Thrilling and fast-paced, this is the first unputdownable story in a bewitching new series.

So, I might like historical romance. Especially the 1400s-1800s. Might. And I might completely love witch books. I blame it on Charmed. Sadly, a lot of witch books are horrible. Sort of like angel books. And I might love European accents. Well, that's a given. Of course accents are amazing. To girls, anyway. After seeing the covers and the publisher, I decided I definitely had to get it. This is a reason I love Netgalley so much. You find all these new books, and if they suck, you didn't have to pay any money for them!

Meg Lytton is an apprentice to her aunt, a witch. She struggles in some spells, like any normal student would. Meg is a servant to Elizabeth, who was outcast because of suspicion of threats to her sister, the queen of England. Alejandro de Castillo is a priest in the making from Spain. He and another priest were sent to convert Elizabeth. Now, Meg can only practice her witchcraft in the extremest secrecy, or else she'll be hanged.

The characters of Witchstruck could have been written better. My favorite kind of books are character-driven ones, instead of being plot-driven. Witchstruck was part of both. If the characters had been more developed, I would have liked it a lot more. Meg was never certain of her mind, which I really didn't like. That being said, I enjoyed the characters. They just didn't completely seem real.

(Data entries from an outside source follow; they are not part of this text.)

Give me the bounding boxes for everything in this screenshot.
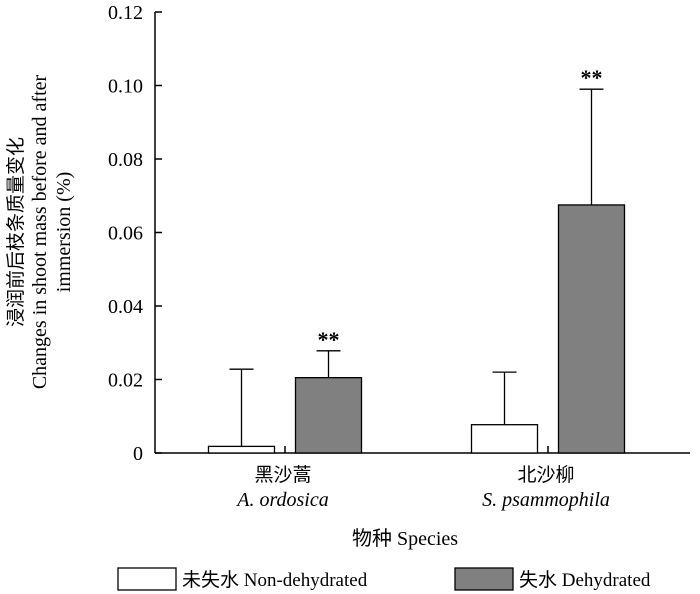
y-axis-title-line: 浸润前后枝条质量变化 <box>5 137 27 327</box>
bar-non-dehydrated-0 <box>207 445 276 454</box>
significance-label: ** <box>318 327 340 352</box>
bar-non-dehydrated-1 <box>470 424 539 454</box>
legend-swatch-non-dehydrated <box>117 567 177 591</box>
category-label-cn: 北沙柳 <box>517 464 574 486</box>
x-axis-title: 物种 Species <box>352 527 458 550</box>
y-tick-label: 0.08 <box>108 149 143 171</box>
bars: ** ** <box>207 65 626 454</box>
x-tick-labels: 黑沙蒿 A. ordosica 北沙柳 S. psammophila <box>235 464 610 511</box>
category-label-latin: A. ordosica <box>235 489 328 511</box>
y-tick-label: 0 <box>133 443 143 465</box>
legend-label: 失水 Dehydrated <box>519 569 651 591</box>
category-label-latin: S. psammophila <box>482 489 610 511</box>
y-axis-title-line: Changes in shoot mass before and after <box>29 74 51 389</box>
y-tick-label: 0.10 <box>108 76 143 98</box>
y-tick-label: 0.02 <box>108 370 143 392</box>
legend-label: 未失水 Non-dehydrated <box>182 569 368 591</box>
y-axis-title-line: immersion (%) <box>53 172 75 293</box>
y-axis: 0 0.02 0.04 0.06 0.08 0.10 0.12 <box>108 2 162 465</box>
y-tick-label: 0.12 <box>108 2 143 24</box>
bar-dehydrated-1 <box>557 204 626 454</box>
significance-label: ** <box>581 65 603 90</box>
y-tick-label: 0.04 <box>108 296 143 318</box>
bar-dehydrated-0 <box>294 377 363 454</box>
legend: 未失水 Non-dehydrated 失水 Dehydrated <box>117 567 651 591</box>
category-label-cn: 黑沙蒿 <box>254 464 311 486</box>
y-tick-label: 0.06 <box>108 223 143 245</box>
legend-swatch-dehydrated <box>454 567 514 591</box>
y-axis-title: 浸润前后枝条质量变化 Changes in shoot mass before a… <box>5 74 75 389</box>
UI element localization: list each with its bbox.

The love story between Alejandro and Meg is gradual in development, right up until the end. I've found this in many books: the romance is completely well paced, until a chapter or two before the end, when the author feels like it is necessary for them to completely love each other forever and ever and ever.

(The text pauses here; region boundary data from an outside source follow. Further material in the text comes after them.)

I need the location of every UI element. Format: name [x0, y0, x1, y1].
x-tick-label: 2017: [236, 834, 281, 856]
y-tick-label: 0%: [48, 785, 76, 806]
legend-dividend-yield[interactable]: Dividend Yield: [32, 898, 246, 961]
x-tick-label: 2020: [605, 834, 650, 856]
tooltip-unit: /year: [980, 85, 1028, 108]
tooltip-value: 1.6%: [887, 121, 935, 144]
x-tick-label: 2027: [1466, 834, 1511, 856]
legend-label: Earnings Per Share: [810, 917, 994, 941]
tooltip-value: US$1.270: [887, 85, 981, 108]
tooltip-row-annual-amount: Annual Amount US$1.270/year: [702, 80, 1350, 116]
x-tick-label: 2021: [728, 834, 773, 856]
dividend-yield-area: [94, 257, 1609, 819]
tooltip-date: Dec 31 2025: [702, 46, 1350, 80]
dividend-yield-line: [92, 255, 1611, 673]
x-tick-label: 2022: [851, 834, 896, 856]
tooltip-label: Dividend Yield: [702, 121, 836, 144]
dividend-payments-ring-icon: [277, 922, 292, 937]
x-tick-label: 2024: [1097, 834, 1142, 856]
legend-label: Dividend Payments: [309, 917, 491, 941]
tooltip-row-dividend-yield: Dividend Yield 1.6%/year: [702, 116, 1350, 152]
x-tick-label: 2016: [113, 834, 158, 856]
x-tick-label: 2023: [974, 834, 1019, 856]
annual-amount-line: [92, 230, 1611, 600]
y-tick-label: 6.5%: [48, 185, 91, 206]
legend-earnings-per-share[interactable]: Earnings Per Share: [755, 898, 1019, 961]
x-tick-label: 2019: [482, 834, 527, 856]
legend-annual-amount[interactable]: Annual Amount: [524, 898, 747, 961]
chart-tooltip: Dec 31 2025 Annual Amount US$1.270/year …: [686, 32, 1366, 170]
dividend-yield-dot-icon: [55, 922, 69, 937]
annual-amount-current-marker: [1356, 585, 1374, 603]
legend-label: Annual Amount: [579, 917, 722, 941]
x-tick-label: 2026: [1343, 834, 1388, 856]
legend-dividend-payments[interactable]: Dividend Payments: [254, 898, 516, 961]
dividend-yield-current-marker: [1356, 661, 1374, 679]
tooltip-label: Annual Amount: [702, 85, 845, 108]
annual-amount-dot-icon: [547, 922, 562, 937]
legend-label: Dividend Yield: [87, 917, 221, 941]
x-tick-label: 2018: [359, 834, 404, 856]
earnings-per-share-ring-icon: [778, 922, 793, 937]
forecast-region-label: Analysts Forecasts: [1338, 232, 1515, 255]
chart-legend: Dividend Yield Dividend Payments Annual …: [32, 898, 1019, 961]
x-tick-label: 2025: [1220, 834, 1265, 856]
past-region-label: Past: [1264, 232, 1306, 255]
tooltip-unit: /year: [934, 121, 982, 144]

There's a lot of telling, rather than showing, which annoyed me a lot. Readers probably won't be as annoyed as I was, though.

This novel had an interesting plot, and I felt that it was well-paced. Some parts could have used more detail, but overall, it was very well written.

I'm planing to read the next book, as well as more of the author's works. I'm hoping this series gets better, as it has a lot of potential, but isn't amazing at being well executed.